Serge Loquen, Habitant de Villejean, Membre du Conseil citoyen rennais
« Le Blosne se transforme. Il accueille de nouveaux habitants, des familles avec de jeunes enfants et des ménages plus aisés grâce à l’accession aidée. Comment fait-on vivre ensemble les nouveaux venus avec une population plus âgée, des personnes seules ou de culture étrangère ? L’espace public est le lieu où doit se travailler la mixité sociale et intergénérationnelle.
Avec la rénovation urbaine, de nouveaux équipements publics ont ouvert : le Quadri, le Conservatoire… C’est une chance, à condition que ces équipements se projettent aussi vers l’extérieur, partagent leurs ressources hors les murs. Pour créer une relation de confiance dès le début ».
Agnès Da Silva, chargée de mission politique de la ville au Blosne, Ville de Rennes.
Tous les vendredis à Maurepas, nous animons des ateliers de pratique artistique pour questionner la place des femmes dans l’espace public.
De manière régulière, nous réalisons un journal d’expressions. Ce journal, c’est notre cocon en atelier. Mais cet été, nous avons peint une fresque dans l’agora du Clair détour. Nous y avons installé une cabine d’essayage de vêtements avec des tissus sérigraphiés. Nous avons aussi monté des spectacles sur le sexisme ordinaire, le harcèlement de rue.
En étant dans la rue, on rencontre d’autres femmes. On met en débat le sujet là où il est.
Solène Bouyaux, animatrice de l'association Anime et Tisse
« Depuis 2018, nous mobilisons sept animateurs en présence de rue pour aller vers les jeunes sur l’espace public. Quand ils traînent, un peu perdus dans leurs projets, on commence par les orienter. On essaie de faire naître des envies. On les remobilise sur des chantiers, des séjours, des animations… On essaie toujours de les amener à faire quelque chose hors du quartier pour découvrir comment on vit ailleurs.
Aujourd’hui, ce sont eux qui nous abordent. Pour nous parler de stage, de boulot, de surendettement, de deal parfois. La relation éducative est différente car pour nous parler, il n’y a pas de porte à pousser ».

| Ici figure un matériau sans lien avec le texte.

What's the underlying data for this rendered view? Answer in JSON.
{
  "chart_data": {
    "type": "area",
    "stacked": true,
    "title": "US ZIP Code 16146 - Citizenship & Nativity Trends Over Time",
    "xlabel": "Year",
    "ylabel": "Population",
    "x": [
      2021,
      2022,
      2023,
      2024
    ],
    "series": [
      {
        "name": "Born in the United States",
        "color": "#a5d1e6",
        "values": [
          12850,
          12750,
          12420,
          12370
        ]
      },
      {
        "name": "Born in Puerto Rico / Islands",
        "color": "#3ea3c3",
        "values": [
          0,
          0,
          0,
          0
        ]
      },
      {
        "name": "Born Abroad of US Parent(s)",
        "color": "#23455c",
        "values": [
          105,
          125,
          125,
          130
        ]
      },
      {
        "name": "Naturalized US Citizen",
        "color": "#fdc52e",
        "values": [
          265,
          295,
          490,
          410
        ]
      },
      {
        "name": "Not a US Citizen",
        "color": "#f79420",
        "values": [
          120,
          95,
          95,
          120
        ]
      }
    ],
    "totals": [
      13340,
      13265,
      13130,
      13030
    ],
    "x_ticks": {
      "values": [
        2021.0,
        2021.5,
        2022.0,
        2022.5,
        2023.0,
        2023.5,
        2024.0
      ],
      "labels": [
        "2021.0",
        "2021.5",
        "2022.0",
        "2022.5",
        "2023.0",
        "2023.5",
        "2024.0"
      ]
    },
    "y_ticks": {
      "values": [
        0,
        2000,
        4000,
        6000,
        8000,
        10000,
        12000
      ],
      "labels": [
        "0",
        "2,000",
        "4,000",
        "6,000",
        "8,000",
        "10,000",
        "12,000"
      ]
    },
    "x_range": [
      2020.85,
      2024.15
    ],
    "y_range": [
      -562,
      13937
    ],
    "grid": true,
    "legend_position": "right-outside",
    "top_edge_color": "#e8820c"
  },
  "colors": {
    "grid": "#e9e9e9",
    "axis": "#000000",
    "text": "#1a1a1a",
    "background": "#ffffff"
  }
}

Sabrina Sarrazin, directrice adjointe de Breizh insertion sport.
Une démarche innovante récompensée
Cette démarche innovante menée par Rennes Métropole pour évaluer le Contrat de Ville est récompensée par les professionnels. La Métropole est en effet lauréate du Prix de l’Innovation (catégorie Evaluation des politiques publiques) de l’AFIGESE (Réseau des financiers, gestionnaires, évaluateurs, manageurs des collectivités territoriales), en partenariat avec la Gazette des communes et la Société Française de l’Evaluation.